Persuading the leaders of Bosnia's three factions to come to New York was no small feat. It required a joint appeal by Secretary-General Boutros Boutros-Ghali and President Clinton.

Bosnian Croat leader Mate Boban, who has accepted all three parts of the peace plan proposed by UN envoy Vance and Lord Owen, the European Community negotiator, was the first to arrive.

Mr. Karadzic, the subject of a class-action human rights suit in the US, preferred to meet in Geneva. Mr. Izetbegovic, who declined to come to New York for the previous round last month and did not allow his representative to negotiate with the rival sides, came this time only by way of Washington and an invitation to visit Vice President Al Gore Jr.

The maps now on the table, both developed by Vance and Owen, divide Bosnia into 10 multi-ethnic provinces under a weak central government.

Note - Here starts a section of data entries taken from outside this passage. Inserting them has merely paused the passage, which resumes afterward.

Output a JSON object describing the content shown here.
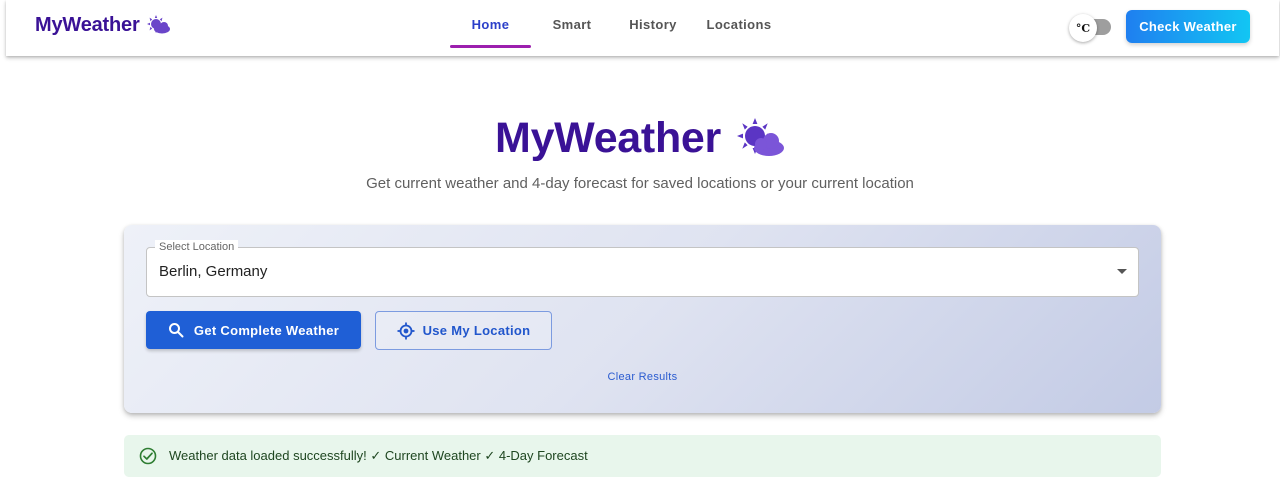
{
  "app": {
    "brand": "MyWeather",
    "colors": {
      "brand": "#3a1296",
      "primary": "#1f5fd6",
      "nav_active": "#2b3fc9",
      "nav_indicator": "#9c1fae",
      "success_bg": "#e8f6ec"
    }
  },
  "header": {
    "brand_icon": "sun-behind-cloud-icon",
    "nav": [
      {
        "label": "Home",
        "active": true
      },
      {
        "label": "Smart",
        "active": false
      },
      {
        "label": "History",
        "active": false
      },
      {
        "label": "Locations",
        "active": false
      }
    ],
    "unit_toggle": {
      "label": "°C",
      "state": "off"
    },
    "check_button": "Check Weather"
  },
  "hero": {
    "title": "MyWeather",
    "icon": "sun-behind-cloud-icon",
    "subtitle": "Get current weather and 4-day forecast for saved locations or your current location"
  },
  "form": {
    "select_label": "Select Location",
    "select_value": "Berlin, Germany",
    "get_button": "Get Complete Weather",
    "get_button_icon": "search-icon",
    "location_button": "Use My Location",
    "location_button_icon": "crosshair-icon",
    "clear_link": "Clear Results"
  },
  "alert": {
    "icon": "check-circle-icon",
    "message": "Weather data loaded successfully! ✓ Current Weather ✓ 4-Day Forecast"
  }
}
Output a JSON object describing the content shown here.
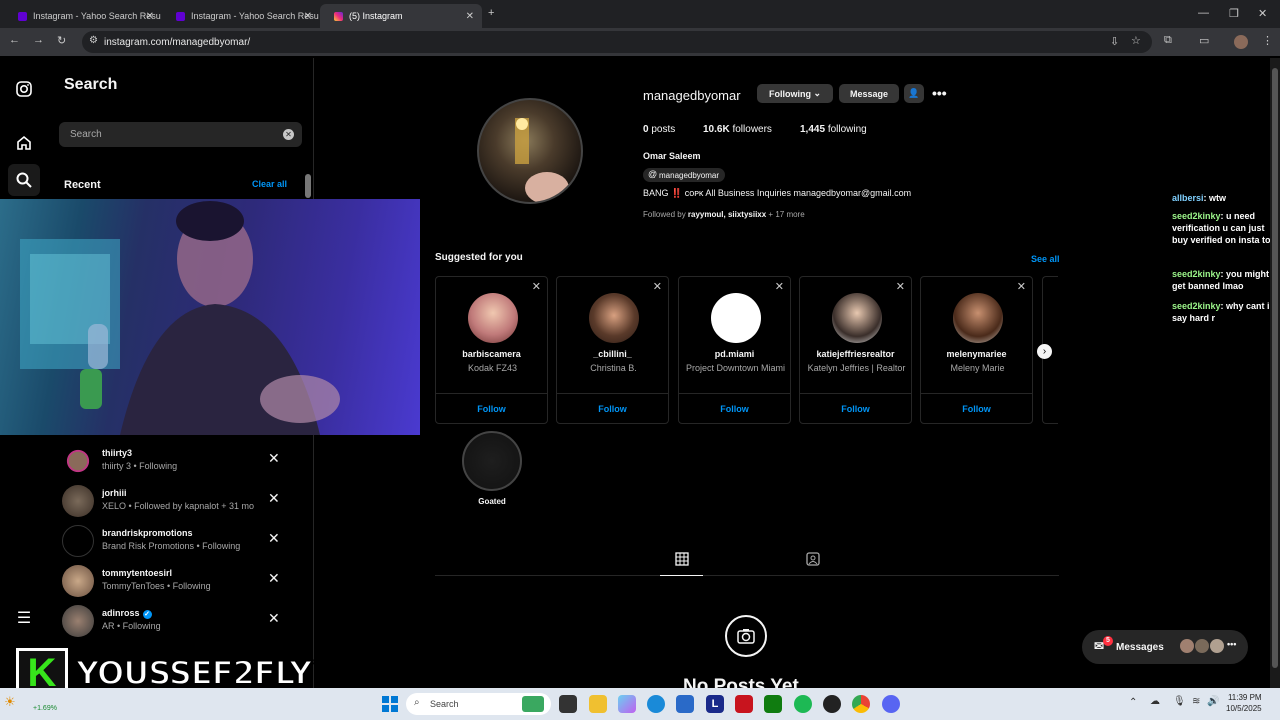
{
  "browser": {
    "tabs": [
      {
        "title": "Instagram - Yahoo Search Resu",
        "active": false
      },
      {
        "title": "Instagram - Yahoo Search Resu",
        "active": false
      },
      {
        "title": "(5) Instagram",
        "active": true
      }
    ],
    "url": "instagram.com/managedbyomar/"
  },
  "search_panel": {
    "title": "Search",
    "placeholder": "Search",
    "recent_label": "Recent",
    "clear_all": "Clear all",
    "items": [
      {
        "name": "thiirty3",
        "sub": "thiirty 3 • Following"
      },
      {
        "name": "jorhiii",
        "sub": "XELO • Followed by kapnalot + 31 mo"
      },
      {
        "name": "brandriskpromotions",
        "sub": "Brand Risk Promotions • Following"
      },
      {
        "name": "tommytentoesirl",
        "sub": "TommyTenToes • Following"
      },
      {
        "name": "adinross",
        "sub": "AR • Following"
      }
    ]
  },
  "profile": {
    "username": "managedbyomar",
    "following_btn": "Following",
    "message_btn": "Message",
    "posts_count": "0",
    "posts_label": "posts",
    "followers_count": "10.6K",
    "followers_label": "followers",
    "following_count": "1,445",
    "following_label": "following",
    "full_name": "Omar Saleem",
    "threads_handle": "managedbyomar",
    "bio": "BANG ‼️ ᴄᴏᴘᴋ All Business Inquiries managedbyomar@gmail.com",
    "followed_by_prefix": "Followed by",
    "followed_by_names": "rayymoul, siixtysiixx",
    "followed_by_more": "+ 17 more"
  },
  "suggested": {
    "title": "Suggested for you",
    "see_all": "See all",
    "follow_label": "Follow",
    "cards": [
      {
        "username": "barbiscamera",
        "name": "Kodak FZ43"
      },
      {
        "username": "_cbillini_",
        "name": "Christina B."
      },
      {
        "username": "pd.miami",
        "name": "Project Downtown Miami"
      },
      {
        "username": "katiejeffriesrealtor",
        "name": "Katelyn Jeffries | Realtor"
      },
      {
        "username": "melenymariee",
        "name": "Meleny Marie"
      }
    ]
  },
  "highlight": {
    "label": "Goated"
  },
  "empty_state": {
    "text": "No Posts Yet"
  },
  "chat": [
    {
      "user": "allbersi",
      "msg": "wtw"
    },
    {
      "user": "seed2kinky",
      "msg": "u need verification u can just buy verified on insta too"
    },
    {
      "user": "seed2kinky",
      "msg": "you might get banned lmao"
    },
    {
      "user": "seed2kinky",
      "msg": "why cant i say hard r"
    }
  ],
  "messages": {
    "label": "Messages",
    "badge": "5"
  },
  "streamer": {
    "letter": "K",
    "name": "YOUSSEF2FLY"
  },
  "taskbar": {
    "search": "Search",
    "time": "11:39 PM",
    "date": "10/5/2025",
    "stock": "+1.69%"
  }
}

The newer map, developed since the talks were moved from Geneva to New York Feb. 1, gives slightly more land to the Bosnian Muslims than the earlier version. The maps call for porous borders around provinces and at least six internationally protected throughways.

Russia, which has close religious and ethnic ties to the Serbs, laid out a new eight-point peace plan last week that included a call for swift adoption by all parties of the Vance-Owen plan. Moscow also called for an immediate cease-fire, tougher UN monitoring of the arms embargo on Bosnia, an end to UN economic sanctions on Serbia if Bosnian Serbs sign an agreement, and imposition of sanctions on Croatia if the fighting continues there.

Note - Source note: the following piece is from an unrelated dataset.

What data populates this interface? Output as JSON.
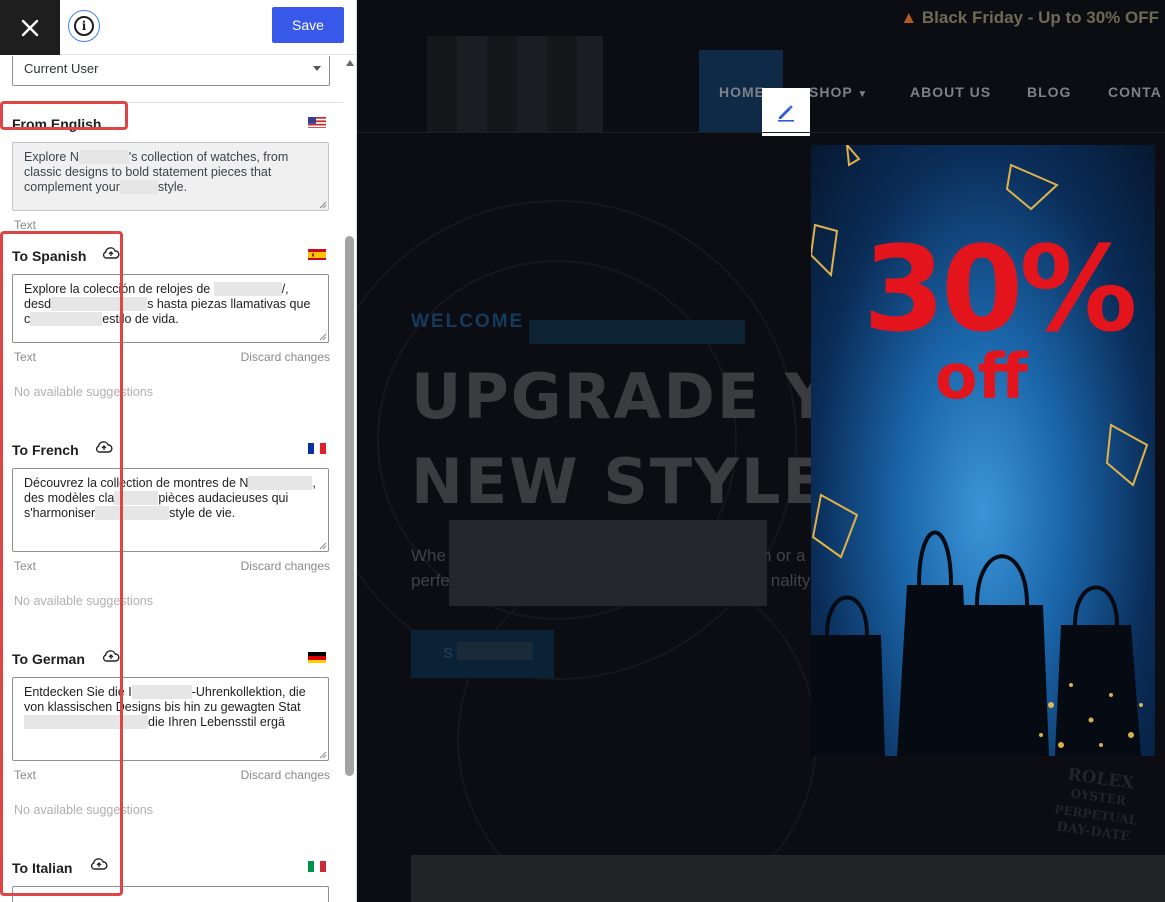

President Clinton has said he hopes the US parachute drop of relief supplies to isolated towns in Bosnia will improve the climate for the talks. Yet the Clinton administration, which has argued that the Vance-Owen plan rewards Serb ethnic cleansing, is playing its own cards close to the vest. Reginald Bartholomew, US special envoy to the talks, has deliberately kept a low profile.

THE US shows no signs of any readiness to urge the Muslims to sign on to the agreement. But US officials say the administration has no map of its own and will build on the Vance-Owen map.

"Everybody knows that at best you can make very minor, marginal changes, at least on the territorial aspects," says Helmut Sonnenfeldt, a foreign policy and defense expert with the Brookings Institution. He says the US administration has noticeably softened its position between the campaign and the election. "Now the [US] conclusion seems to be that this [Vance-Owen plan] is far from ideal but is preferable ... to the kind of mayhem that's been going on [in Bosnia]."

The Clinton administration insists any agreement must be accepted by, rather than imposed on, the warring parties. Most analysts agree that the distinction is important. An estimated 25,000 to 60,000 troops would be needed to implement an accepted agreement, while enforcing an imposed agreement could require several hundred thousand troops.

Patrick Morgan, director of Global Peace and Conflict Studies at the University of California at Irvine, says he suspects that the Muslim-led Bosnian government is concerned that it might get into a situation in which world opinion would virtually force acceptance of the Vance-Owen plan. "I think the Muslims are afraid they're going to get mousetrapped into a situation in which they really don't have any choice," he says.

Even a peace plan voluntarily agreed to by all parties is likely to serve only as "an entrance ticket" to a substantial and long-term role by the world community in Bosnia, Mr. Sonnenfeldt says. He thinks the West may become involved in both policing and administration, and argues that US, Russian, and Ukrainian troops will be needed for the job.